La révision du loyer commercial, quant à elle, est en revanche réglementée par la loi. En effet, en cours de bail ou à l’occasion de son renouvellement, le propriétaire du local commercial peut valablement revoir le montant du loyer sur la base d’un indice, ou pour s’aligner sur les loyers pratiqués dans le secteur pour une activité similaire.
Peut-on réviser le loyer d’un bail commercial ?
Lors de la conclusion du bail, les parties déterminent librement le montant du loyer initial. En revanche, les augmentations ultérieures de loyer sont strictement réglementées.
En principe, en droit commun, le montant des loyers est intangible pendant la durée du bail commercial sauf en présence d’une clause d’indexation. En matière de bail commercial, ces clauses d’indexation sont possibles sous certaines conditions. Cependant, le législateur a également prévu un système de révision légale des loyers au cours de la vie du bail ou à l’occasion de son renouvellement.
Quelles sont les conditions de révision du loyer du bail commercial en cours de bail ?
La révision du loyer commercial en cours de vie du bail peut intervenir tous les 3 ans : ainsi que le dispose l’article L.145-37 du Code de commerce, il s’agit d’un véritable droit du propriétaire du local commercial, mais qui peut souffrir d’une exception en cas de plafonnement du loyer.
Le principe de la révision triennale
Cette révision est un droit du bailleur, même si elle n’est pas prévue dans le contrat. Elle est possible uniquement tous les 3 ans et sa demande doit être signifiée au preneur par acte d’huissier ou notifiée par LRAR.
La révision légale est donc possible 3 ans après l’entrée en jouissance ou la dernière révision. On parle de révision triennale prévue par les articles L. 145-37 et L. 145-38 du Code de commerce. La révision peut être sollicitée par l’une ou l’autre des parties même si, en pratique, la révision est sollicitée par le bailleur (qui réclame une augmentation). A défaut d’accord, le calcul de la révision est effectué par le Président du tribunal judiciaire dans le ressort duquel se situe le local commercial.

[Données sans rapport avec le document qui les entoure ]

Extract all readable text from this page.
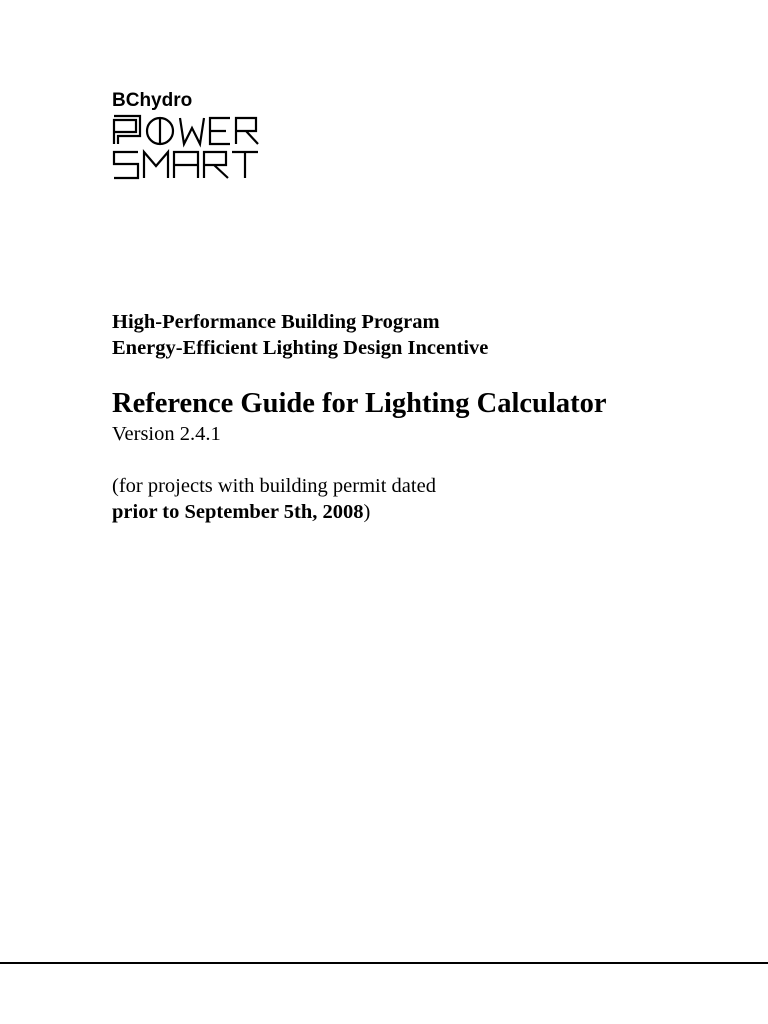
BChydro
High-Performance Building Program
Energy-Efficient Lighting Design Incentive
Reference Guide for Lighting Calculator
Version 2.4.1
(for projects with building permit dated
prior to September 5th, 2008)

Selon l’article L. 145-33 du Code de commerce, en principe le calcul de la révision du loyer correspond à l’ajustement du loyer à la valeur locative. La valeur locative est une notion délicate à déterminer. Elle ne sert pas à déterminer le loyer initial mais sert de référence pour le montant des loyers des baux à réviser ou à renouveler. L’article L. 145-33 du Code de commerce énumère les différents critères à prendre en compte : on constate que la valeur locative est un mélange d’éléments tenant au local considéré et d’éléments tenant à son environnement.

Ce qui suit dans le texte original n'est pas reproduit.